In 1885, Zhitlowsky tried to found a Jewish section of the illegal Narodnya Volya party, but those in the central committee of the Narodnya Volya who believed in cosmopolitanism and assimilation defeated the Zhitlowsky project. This was a severe blow for the young Jewish revolutionary. His grandfather consoled him, pointing out the revolutionary character of the prophets, and of the great Jewish intellects of the later times. This quickened Zhitlowsky's interest in Jewish history. He soon established contact with a St. Petersburg group of the Narodnaya Volya.

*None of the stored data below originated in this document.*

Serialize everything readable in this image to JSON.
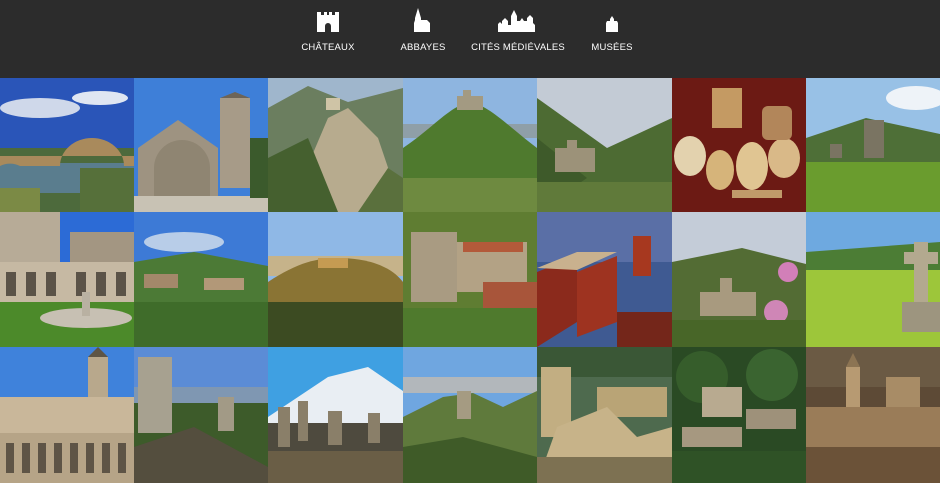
{
  "nav": [
    {
      "label": "CHÂTEAUX",
      "icon": "castle-icon"
    },
    {
      "label": "ABBAYES",
      "icon": "abbey-icon"
    },
    {
      "label": "CITÉS MÉDIÉVALES",
      "icon": "medieval-city-icon"
    },
    {
      "label": "MUSÉES",
      "icon": "museum-icon"
    }
  ],
  "colors": {
    "header_bg": "#2c2c2c",
    "nav_text": "#ffffff"
  }
}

His first work, a treatise in Russian entitled Thought of the Historical Fate of the Jewish People was published in Moscow in 1887 when he was twenty-two. (Shortly before that he had been banished by the police from St. Petersburg). The liberal Russian press enthusiastically greeted and responded warmly to his ideas, but was met with scant favour among Jewish critics, because it contained no solution to the problems it treated. Several suspected him of being a Christian missionary.